Transcription Guidelines for the Paris Bible Project - v1.0
Each project, each manuscript, each hand being different, the list of possible Unicode characters to be used for transcription can evolve and change accordingly. Our suggestion is that there is not one definitive list that can be used and applied to any project, and especially to all projects, rather a quite large number of possibilities, which must be project-specific and aligned with project objectives. To establish a specific Unicode list, as for any transcription process, setting principles to follow is fundamental: what do we transcribe and how? How do we prioritize the principles? How do we encode variance, exceptions, and aesthetic scribal habits? In what follows, we outline five basic principles for transcribing for machine learning which have emerged at this stage of our research.

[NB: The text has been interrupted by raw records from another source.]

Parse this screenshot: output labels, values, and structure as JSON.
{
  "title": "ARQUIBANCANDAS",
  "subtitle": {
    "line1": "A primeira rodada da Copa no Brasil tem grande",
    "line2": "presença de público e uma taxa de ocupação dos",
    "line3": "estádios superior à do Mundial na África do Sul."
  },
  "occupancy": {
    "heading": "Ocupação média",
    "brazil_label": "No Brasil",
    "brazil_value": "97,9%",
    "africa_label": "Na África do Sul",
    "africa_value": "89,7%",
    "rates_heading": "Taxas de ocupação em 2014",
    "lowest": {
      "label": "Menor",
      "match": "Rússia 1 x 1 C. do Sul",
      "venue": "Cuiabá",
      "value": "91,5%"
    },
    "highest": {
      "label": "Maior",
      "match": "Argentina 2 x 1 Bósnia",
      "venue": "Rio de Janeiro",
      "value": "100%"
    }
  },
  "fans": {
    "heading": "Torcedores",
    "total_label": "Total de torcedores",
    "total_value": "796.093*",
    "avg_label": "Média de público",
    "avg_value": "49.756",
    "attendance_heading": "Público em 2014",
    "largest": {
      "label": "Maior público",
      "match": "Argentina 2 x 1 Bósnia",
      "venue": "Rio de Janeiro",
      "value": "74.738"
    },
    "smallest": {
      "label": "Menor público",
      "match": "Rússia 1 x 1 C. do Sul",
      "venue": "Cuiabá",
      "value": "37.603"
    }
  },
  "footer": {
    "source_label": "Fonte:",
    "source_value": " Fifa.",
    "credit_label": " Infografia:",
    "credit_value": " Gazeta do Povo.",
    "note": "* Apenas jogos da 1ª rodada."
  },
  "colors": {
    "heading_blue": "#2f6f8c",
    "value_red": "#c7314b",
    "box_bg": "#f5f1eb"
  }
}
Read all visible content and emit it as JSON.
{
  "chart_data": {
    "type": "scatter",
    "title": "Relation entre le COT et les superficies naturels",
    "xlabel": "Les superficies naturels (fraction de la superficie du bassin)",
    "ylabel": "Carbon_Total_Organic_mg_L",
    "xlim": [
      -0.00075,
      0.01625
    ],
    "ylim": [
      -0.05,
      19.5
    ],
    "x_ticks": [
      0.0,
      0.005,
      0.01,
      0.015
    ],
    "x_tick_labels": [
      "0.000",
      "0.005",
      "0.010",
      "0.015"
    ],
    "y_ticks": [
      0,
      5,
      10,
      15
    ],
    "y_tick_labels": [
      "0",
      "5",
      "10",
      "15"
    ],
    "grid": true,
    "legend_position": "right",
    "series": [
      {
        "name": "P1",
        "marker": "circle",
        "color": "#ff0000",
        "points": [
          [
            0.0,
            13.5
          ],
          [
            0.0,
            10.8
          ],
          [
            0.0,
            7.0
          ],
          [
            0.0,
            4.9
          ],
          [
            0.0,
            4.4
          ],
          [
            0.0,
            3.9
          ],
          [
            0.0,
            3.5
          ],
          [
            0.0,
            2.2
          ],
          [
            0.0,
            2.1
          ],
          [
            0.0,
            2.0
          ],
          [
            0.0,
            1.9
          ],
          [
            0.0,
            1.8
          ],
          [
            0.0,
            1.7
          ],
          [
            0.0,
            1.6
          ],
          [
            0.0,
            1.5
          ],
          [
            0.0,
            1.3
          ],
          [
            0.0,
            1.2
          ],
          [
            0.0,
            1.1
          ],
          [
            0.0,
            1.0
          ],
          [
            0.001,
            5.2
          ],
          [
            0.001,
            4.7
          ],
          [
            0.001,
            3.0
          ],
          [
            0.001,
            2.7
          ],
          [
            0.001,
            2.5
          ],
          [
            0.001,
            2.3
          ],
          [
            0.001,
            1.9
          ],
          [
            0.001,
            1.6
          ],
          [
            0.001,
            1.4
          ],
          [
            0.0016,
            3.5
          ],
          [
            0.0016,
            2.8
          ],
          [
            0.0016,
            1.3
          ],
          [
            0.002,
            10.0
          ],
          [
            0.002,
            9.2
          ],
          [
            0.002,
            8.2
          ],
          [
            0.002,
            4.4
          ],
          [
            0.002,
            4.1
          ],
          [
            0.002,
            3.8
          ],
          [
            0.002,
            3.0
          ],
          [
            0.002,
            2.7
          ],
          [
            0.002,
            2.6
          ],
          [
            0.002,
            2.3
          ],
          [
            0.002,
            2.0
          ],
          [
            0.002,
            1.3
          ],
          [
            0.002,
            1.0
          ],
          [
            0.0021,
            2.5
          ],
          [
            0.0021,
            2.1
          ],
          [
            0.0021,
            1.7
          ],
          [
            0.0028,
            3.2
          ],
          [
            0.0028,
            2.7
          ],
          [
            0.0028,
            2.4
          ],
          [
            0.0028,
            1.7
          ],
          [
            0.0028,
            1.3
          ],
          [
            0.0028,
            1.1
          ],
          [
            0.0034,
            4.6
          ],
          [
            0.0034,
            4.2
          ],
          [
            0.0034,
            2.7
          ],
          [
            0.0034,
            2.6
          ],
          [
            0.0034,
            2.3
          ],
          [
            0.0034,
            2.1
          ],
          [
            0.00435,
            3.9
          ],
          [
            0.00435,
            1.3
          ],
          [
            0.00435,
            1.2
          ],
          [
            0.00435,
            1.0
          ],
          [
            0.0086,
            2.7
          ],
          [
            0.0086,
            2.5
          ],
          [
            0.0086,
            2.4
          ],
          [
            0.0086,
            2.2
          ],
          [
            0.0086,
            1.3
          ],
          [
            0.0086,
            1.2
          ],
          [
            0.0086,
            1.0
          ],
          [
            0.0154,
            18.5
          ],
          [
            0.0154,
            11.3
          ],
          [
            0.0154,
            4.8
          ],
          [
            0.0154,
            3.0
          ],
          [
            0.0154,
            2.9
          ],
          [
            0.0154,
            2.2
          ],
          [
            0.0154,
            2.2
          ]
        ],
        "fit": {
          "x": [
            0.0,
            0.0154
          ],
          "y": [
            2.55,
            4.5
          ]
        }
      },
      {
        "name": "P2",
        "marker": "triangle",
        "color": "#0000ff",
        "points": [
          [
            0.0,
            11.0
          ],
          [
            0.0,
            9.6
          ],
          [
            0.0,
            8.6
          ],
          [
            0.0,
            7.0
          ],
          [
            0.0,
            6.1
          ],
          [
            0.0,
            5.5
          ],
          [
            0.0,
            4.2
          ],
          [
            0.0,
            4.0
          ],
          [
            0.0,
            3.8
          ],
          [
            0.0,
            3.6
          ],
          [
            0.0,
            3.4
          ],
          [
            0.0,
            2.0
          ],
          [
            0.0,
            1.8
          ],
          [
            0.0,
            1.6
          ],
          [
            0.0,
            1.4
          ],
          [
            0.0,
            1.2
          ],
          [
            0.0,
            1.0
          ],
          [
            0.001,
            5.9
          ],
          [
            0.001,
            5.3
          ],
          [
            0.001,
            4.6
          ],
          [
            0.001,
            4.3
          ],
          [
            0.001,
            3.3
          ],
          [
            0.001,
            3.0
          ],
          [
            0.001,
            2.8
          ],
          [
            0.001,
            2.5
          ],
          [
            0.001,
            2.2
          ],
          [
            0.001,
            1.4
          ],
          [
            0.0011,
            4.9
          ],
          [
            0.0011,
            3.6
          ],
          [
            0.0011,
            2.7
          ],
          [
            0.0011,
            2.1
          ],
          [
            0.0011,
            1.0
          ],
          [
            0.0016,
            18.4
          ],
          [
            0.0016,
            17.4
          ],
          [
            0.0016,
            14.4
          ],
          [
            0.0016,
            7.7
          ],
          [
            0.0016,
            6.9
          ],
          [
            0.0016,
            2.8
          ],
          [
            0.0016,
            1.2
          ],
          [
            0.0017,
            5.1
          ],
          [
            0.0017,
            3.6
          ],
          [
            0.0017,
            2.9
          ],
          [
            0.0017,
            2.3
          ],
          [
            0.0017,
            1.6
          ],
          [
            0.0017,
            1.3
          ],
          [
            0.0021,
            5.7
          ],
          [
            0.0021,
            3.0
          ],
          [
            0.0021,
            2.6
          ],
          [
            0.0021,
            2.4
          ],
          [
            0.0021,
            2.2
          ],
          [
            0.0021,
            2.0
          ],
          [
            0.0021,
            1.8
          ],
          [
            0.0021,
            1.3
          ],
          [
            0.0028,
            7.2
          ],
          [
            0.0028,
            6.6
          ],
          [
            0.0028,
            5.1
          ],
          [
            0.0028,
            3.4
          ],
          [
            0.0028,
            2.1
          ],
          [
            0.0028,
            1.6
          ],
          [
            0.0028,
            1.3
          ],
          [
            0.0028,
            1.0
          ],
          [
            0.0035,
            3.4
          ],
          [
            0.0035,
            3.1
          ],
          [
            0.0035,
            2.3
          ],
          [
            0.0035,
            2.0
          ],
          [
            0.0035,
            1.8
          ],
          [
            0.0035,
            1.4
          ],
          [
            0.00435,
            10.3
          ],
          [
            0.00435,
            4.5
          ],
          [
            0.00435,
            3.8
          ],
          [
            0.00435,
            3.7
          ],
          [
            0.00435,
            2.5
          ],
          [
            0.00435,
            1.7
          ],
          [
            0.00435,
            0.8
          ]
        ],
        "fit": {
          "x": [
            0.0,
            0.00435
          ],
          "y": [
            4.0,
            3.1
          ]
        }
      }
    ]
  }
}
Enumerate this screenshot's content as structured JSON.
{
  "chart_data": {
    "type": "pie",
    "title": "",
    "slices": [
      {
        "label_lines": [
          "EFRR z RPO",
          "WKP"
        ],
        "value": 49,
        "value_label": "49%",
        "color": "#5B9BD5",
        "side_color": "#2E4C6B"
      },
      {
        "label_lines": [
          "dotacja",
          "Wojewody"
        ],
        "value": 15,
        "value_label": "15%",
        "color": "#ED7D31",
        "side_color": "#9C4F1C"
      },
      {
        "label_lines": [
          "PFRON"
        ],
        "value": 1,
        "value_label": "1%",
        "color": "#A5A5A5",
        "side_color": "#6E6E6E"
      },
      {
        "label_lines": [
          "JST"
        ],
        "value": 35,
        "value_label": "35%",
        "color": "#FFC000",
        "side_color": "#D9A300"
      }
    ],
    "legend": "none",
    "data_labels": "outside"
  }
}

- Although transcribing for machine learning is fundamentally an interpretative activity, the first principle to abide by should be: the transcription must be as close as possible as what you see in the manuscript, even if this is not enough to render all the variety and inconsistencies. If there is a basic character in Unicode which corresponds to what you see, and that letter exhibits no significant variance across your document which matches your research problem, there is no reason to opt for a more complex character encoding.
- Since there is always the possibility of variance, the second principle is that it is useful to have a preliminary “scan” of the document you want to transcribe, or through samples of the corpus you will be working with, before beginning transcription. A first pass of transcription allows you to create a working list of Unicode characters.
- Since there is inevitable variety in hands, the third principle is to take care when attempting to encode in maximal granularity the “aesthetic” quality to some graphemes that we don’t want to reproduce (in our case, this meant spacing, the letters v and p), or a variance in the placement certain abbreviations (for example, the macron) which create too great a variety of rare encoding choices or difficulty in ordering the characters in the transcription.
- Since we are creating machine-readable transcriptions for the purpose of computational analysis, the fourth principle is not to choose Unicode characters that will not display in regular text editors (i.e., MUFI green letters) or other platforms.
- The fifth principle is not to make design decisions that will be undone by common NLP practices (lower casing, tokenization, removing punctuation) for working with unstructured text.
- In the case of contradictory decisions, we add a coda to our five principles: there is a need to prioritize the principles.
- For abbreviations (such as the macron), we made an arbitrary decision to consider what letter the abbreviation replaces, rather than where it is placed. Let’s take the example of the word “bien”. In the manuscript BnF français 24428, the scribe wrote it in ways that can be transcribed either biē or bīe, the macron being often written on top of both letters, right in the middle. That is to say that transcription is never really divorced from an interpretation of what was meant by the scribe, even though we do not normalise.
- In the case of spaces and special letter forms, a larger sample should be consulted. A single occurrence is an exception not a principle and doesn’t reflect particular features indicating scribal practices. How you decide on that larger sample is a function of the scope of any particular project. Do not create a new Unicode or a spacing decision based on one example, but rather on a larger sample.
These principles are not universal ones, and as we have found they are enriched by work across different domains, periods of time and languages. The logical conclusion of these principles lies in the fact that a general model for transcribing medieval Latin, or French or Arabic is unlikely, but rather a variety of sub-models is a desirable goal for a language-specific community of scholars in digital manuscript studies.
List of Unicode Characters
|Unicode symbol||Unicode number||Letter(s)||Stands for||Notes||Example||Image|
|̄||0304||a; e; i; u; c; m; n; can be used on most letters||Often for a m or a n||Combining letter|
|́||0301||l, q, ꝺ, h, b, p, t,||varies||Combining letter||ꝺ́s = deus|
|ꝫ||A76B||/||ue, us||Standalone character||often with qꝫ|
|̈||0308||/||ua||Combining letter||q̈i = quasi|
|̾||033E||t||er||Combining letter||t̾re = terre|
|̕||0315||l, q, ꝺ, h, b, p, t,||varies||Combining letter|
|ꝺ||A77A||/||d||Standalone character: insular d|
|ꝛ||A75B||/||r||Standalone character: rotund r||After o, p, b and sometimes ch, y, q etc. (pulchrum)|
|ſ||017F||/||s||Standalone character: long s|
|;||003B||/||Standalone character: upside down semicolon|
|̇||0307||y||not sure if always a part of the letter y|
|ͦ||0366||q, g||Combining letter||quo (qͦ)|
|2||0032||/||MUFI E8B3 gives q + r rotunda||Standalone character||quia = q2|
|ͥ||0365||t, m, s, p, x, h||tibi, mihi, sibi, pri, christi||Superscript letter|
|ͨ||0368||n, h||nec||Superscript letter|
|·||00B7||/||Standalone character: middle dot|